Train From Chicago


The facades of row houses resemble castle turrets. Sidewalks are heaped with black garbage bags spilling off the curb. Ornate copper downspouts and manicured hedges parallel vacant lots and ringlets of razor wire. After the 115th Street station, the tracks veer to follow the curve of the lake. Tall grasses bow and trees wave as we pass. Freight cars full of automobiles sit motionless on the siding. A Trumpeter Swan on her nest is juxtaposed with discarded railway ties stacked on flatbed cars. Garbage decorates the tracks after Hammon as we clatter above rows of houses with postage stamp lawns and one grass-filled pool. East Chicago: Rowdy Roy’s Fireworks, a burned home with You are the 99% graffitied on its walls. The park of Gary, Indiana, is infested with weeds, the fountain empty. The Steel Cats play a block east. The Interstate Inn has been reduced to two rows of hollow rectangles. One half of a city block has been given over to the trees while the other half is manicured to keep up appearances. Outside the city limits could be the swamps of Florida. A line of rusted Studebakers is hidden among the trees.

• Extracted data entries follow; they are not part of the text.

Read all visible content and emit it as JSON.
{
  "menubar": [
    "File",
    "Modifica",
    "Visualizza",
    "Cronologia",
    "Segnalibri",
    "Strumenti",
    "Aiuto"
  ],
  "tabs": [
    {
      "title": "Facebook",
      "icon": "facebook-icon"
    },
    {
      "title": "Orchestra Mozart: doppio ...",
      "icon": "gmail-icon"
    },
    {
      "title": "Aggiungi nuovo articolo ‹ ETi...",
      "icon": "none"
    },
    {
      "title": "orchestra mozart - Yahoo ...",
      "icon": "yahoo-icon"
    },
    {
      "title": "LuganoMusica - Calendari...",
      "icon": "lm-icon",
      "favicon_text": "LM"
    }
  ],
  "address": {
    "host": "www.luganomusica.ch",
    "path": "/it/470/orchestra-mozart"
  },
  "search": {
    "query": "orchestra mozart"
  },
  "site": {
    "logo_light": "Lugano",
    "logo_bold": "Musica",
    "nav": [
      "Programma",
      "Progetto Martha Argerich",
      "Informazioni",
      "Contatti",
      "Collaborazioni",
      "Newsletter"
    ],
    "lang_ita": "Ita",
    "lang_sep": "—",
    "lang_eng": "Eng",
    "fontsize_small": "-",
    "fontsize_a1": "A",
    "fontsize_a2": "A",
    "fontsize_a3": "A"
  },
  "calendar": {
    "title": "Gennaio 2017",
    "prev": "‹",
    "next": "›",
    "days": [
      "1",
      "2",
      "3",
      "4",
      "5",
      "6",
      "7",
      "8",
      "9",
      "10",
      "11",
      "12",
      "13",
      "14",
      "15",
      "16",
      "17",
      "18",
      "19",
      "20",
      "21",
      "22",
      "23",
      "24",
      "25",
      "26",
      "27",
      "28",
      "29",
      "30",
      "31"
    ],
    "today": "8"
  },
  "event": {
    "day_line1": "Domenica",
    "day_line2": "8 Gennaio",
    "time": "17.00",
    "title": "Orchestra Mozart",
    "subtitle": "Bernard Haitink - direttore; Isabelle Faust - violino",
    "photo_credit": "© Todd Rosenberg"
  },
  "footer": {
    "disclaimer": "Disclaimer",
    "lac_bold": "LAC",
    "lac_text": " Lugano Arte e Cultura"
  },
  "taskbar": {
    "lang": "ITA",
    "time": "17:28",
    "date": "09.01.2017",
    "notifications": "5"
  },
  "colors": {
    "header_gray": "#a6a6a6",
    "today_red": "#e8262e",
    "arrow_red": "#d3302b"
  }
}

Passenger cars of the 1930s with tattered yellow tarps covering their roofs alongside piles of twisted trestle steel sit in a weed choked lot. A tattooed man with stretched earlobes stands beside a young boy, their fingers in their ears as they watch the train pass. Exit only where you see the conductor. Pink short shorts hang in an upstairs window. A cross, a circle of flowers, and a baseball have been placed next to the tracks. The First Christian Church has broken windows and a blue tarp on the roof. Worship is at 10am on Sundays.